Through Faura, carriers now get access to first-party verified data and can set risk thresholds—for example, not underwriting below a Faura score of 65—while agents guide customers toward improvements that raise scores and restore eligibility for preferred carriers if they originally had to be in the E&S market.
Agencies can also run their book through Faura to flag rising-risk properties and deliver mitigation steps before renewal, which improves both retention and margins.

Faura team members Brenden Corr,
Director of Sales; Amanda Southworth,
Chief Technology Officer; and Valkyrie Holmes,
Chief Executive Officer, at the 2025 ITC Vegas event.
Updated survivability data leads to making properties easier to place and less likely to be dropped, Corr says. “Instead of saying, ‘Your premium went up 30%,’ you can say, ‘Your risk score dropped after clearing defensible space.

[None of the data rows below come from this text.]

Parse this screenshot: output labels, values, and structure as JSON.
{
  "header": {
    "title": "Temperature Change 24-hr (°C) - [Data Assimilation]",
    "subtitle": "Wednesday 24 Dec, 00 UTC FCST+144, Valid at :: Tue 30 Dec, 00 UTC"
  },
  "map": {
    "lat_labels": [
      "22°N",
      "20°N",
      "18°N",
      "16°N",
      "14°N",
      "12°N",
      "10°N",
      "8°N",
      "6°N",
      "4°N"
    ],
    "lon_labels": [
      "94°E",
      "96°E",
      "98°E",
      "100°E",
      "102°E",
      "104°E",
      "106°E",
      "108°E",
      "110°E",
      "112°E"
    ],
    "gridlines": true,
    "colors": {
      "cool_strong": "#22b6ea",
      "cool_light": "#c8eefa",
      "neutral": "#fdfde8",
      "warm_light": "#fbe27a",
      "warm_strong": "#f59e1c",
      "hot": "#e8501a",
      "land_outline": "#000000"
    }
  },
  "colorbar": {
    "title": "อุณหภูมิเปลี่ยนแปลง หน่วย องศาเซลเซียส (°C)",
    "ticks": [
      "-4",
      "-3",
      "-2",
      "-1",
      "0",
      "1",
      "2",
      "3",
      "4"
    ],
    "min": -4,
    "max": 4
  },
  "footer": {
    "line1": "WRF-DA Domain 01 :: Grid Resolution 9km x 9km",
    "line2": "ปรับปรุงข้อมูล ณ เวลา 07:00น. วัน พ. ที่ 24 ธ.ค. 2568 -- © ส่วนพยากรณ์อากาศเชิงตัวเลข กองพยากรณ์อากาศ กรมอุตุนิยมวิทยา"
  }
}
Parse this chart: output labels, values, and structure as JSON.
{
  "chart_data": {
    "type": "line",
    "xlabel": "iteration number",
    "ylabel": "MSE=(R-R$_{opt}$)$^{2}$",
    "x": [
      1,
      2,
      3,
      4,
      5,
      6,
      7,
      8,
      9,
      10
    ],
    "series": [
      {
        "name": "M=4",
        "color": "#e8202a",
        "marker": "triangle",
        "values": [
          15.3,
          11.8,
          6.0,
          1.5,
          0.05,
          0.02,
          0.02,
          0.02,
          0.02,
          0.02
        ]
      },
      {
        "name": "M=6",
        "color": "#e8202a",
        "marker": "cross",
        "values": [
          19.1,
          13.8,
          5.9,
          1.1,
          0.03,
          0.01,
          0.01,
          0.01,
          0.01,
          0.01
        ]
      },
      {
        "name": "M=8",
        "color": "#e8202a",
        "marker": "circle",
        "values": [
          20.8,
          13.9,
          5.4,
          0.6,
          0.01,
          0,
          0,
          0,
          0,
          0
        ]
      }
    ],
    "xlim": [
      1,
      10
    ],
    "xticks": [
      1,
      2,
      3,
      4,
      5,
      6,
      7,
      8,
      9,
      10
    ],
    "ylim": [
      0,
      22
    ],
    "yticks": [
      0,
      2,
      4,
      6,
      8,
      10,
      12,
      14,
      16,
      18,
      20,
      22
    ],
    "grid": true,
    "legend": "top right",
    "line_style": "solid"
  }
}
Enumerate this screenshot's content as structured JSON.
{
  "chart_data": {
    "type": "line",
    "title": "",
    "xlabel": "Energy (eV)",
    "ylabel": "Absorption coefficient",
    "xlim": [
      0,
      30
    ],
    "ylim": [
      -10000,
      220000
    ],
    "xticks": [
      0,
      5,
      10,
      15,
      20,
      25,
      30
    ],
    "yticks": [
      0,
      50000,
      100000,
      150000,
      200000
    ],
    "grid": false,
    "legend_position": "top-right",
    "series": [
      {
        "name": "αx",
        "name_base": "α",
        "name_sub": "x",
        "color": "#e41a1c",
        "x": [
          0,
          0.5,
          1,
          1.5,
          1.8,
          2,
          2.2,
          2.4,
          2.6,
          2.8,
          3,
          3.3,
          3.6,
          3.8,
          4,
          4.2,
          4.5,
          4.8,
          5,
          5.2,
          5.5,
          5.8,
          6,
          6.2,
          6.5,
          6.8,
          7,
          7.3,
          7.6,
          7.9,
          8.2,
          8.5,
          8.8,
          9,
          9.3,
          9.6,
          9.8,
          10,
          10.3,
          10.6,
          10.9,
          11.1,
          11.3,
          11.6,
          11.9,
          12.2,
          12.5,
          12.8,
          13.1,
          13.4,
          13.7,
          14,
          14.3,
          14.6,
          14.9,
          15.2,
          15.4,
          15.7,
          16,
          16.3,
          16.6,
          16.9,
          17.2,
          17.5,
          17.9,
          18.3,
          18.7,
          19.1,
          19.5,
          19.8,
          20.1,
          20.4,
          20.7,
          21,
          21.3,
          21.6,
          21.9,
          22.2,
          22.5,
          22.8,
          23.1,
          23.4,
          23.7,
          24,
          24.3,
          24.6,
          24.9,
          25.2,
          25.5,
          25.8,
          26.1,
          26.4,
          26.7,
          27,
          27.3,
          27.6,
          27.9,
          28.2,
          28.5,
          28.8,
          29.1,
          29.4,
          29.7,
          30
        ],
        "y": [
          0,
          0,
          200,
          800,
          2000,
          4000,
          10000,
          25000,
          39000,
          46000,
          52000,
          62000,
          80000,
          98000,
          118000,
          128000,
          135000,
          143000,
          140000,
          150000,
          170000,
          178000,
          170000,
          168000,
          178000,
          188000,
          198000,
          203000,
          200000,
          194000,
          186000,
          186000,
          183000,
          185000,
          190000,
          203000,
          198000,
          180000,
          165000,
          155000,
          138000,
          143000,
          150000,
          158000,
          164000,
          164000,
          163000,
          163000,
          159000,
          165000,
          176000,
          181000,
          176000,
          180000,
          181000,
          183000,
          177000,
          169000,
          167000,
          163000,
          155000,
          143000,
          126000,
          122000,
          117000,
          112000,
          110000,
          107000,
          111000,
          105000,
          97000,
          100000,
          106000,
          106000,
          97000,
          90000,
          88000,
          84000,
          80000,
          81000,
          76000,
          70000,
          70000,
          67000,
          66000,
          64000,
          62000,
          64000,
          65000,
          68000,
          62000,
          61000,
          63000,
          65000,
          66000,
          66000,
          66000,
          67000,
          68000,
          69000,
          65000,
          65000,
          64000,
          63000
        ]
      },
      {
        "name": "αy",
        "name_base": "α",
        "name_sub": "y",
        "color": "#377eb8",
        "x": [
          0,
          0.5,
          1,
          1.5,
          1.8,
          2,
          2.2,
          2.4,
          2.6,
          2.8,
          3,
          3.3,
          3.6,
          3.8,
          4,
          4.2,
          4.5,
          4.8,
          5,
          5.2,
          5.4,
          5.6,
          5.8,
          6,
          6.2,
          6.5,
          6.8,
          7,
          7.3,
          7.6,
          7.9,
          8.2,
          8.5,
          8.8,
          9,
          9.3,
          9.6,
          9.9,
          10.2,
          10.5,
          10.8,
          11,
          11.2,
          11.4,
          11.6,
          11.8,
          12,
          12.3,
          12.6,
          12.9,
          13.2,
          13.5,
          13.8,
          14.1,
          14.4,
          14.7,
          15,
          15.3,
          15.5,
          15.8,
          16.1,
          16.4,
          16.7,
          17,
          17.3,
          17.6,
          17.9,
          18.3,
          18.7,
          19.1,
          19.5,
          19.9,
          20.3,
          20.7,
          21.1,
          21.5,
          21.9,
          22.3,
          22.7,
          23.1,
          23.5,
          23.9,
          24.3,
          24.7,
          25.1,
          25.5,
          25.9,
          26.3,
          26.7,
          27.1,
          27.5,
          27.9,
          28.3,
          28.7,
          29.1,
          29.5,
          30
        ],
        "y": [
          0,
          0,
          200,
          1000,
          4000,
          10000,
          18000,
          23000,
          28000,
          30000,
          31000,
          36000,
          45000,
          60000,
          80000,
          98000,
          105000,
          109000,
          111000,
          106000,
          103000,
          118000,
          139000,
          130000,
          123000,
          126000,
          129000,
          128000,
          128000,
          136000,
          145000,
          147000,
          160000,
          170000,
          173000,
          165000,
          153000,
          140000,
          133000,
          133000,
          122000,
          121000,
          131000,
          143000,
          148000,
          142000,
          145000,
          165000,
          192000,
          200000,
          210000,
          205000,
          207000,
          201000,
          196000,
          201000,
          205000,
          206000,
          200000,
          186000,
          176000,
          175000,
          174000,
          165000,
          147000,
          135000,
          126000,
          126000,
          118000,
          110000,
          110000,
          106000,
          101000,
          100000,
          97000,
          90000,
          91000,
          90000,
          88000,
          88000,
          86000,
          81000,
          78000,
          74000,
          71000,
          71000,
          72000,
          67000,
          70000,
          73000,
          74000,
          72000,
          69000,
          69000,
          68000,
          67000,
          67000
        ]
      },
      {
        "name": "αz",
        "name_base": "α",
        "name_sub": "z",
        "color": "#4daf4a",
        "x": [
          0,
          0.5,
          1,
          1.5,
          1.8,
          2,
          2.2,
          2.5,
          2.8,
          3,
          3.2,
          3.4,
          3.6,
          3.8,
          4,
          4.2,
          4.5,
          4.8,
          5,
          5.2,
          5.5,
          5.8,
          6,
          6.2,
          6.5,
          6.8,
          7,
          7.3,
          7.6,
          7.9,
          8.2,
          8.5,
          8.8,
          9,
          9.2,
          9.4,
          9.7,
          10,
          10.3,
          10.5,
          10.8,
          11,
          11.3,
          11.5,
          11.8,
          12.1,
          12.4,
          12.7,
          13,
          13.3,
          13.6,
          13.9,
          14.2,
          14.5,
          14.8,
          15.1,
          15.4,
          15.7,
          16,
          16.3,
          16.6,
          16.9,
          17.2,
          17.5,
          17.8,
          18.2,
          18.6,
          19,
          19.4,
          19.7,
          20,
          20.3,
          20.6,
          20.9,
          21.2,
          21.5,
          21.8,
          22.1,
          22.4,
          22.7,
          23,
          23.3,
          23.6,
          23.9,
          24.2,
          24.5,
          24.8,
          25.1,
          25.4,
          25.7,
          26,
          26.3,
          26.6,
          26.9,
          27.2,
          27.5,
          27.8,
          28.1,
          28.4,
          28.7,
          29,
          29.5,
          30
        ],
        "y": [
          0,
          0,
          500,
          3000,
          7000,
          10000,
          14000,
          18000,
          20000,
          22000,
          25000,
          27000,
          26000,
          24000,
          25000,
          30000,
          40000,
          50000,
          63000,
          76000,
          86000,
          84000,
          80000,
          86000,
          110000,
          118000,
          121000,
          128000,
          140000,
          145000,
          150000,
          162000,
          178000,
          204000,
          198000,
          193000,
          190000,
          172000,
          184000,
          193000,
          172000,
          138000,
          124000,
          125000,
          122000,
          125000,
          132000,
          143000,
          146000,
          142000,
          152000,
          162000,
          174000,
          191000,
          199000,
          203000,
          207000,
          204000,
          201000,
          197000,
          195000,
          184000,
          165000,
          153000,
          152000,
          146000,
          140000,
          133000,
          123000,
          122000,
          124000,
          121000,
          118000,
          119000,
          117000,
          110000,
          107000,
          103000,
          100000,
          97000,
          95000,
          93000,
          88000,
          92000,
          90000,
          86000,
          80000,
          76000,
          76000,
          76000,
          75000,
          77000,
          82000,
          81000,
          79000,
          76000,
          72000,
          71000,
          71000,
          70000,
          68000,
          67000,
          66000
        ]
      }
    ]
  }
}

Take these two steps and I can now present a complete and improved risk profile to your carrier.’”
Price competition is common, but few agencies help protect assets, he adds. Faura equips teams to act as educators, advocates and risk managers.
Prospecting becomes more efficient. “If I have 100 homes in a ZIP code and put all 100 into Faura, I know which are best to prospect,” Corr notes. “Typical quote-to-bind is around 10% to 12%. If an agent can now pre-select the top 20 properties based on the survivability, they have instantly improved their efficiency and quote-to-bind ratio by bringing top properties to their tier-one carriers.”
Reports quantify the cost and difficulty of mitigation steps (e.g., trim limbs yourself vs. hire an arborist) and show how each step improves the survivability score. This first-hand, verifiable data gives insurers confidence at renewal.
“Much like a credit score, we want carriers, agents and homeowners using the same data, risk profiles and survivability signals,” Corr says. “That way, you know which properties to bring to preferred insurers—and which to send to the secondary market—and what to do to move back.”
For insurers, the homeowner’s digital inspection gives better underwriting data to deliver the best premium that can include mitigation-earned discounts. “Agents and brokers can prepare and qualify risks so that, at renewal, they have a better story to tell the carrier,” Corr adds.
The result: a positive feedback loop of trust, transparency and partnership between the carriers, agents and homeowners.
Faura’s goal is to help agencies prospect smarter and more efficiently, improve quote-to-bind ratios, retain clients with proactive renewal strategies and communicate clearly about the steps homeowners can take to strengthen survivability and insurability—helping communities prepare for the disasters everyone knows will come, even if they don’t know when.
“For agencies navigating shrinking markets and rising client demands, the future of growth isn’t quoting faster—it’s becoming a true, trusted risk advisor,” Corr concludes. “Faura helps you do exactly that.”
The author
Maura C. Ciccarelli is a longtime freelance journalist originally from Philadelphia. She writes about business and more from an adobe home in southern New Mexico, after spending nine years living on the road full time with her husband in their Airstream trailer.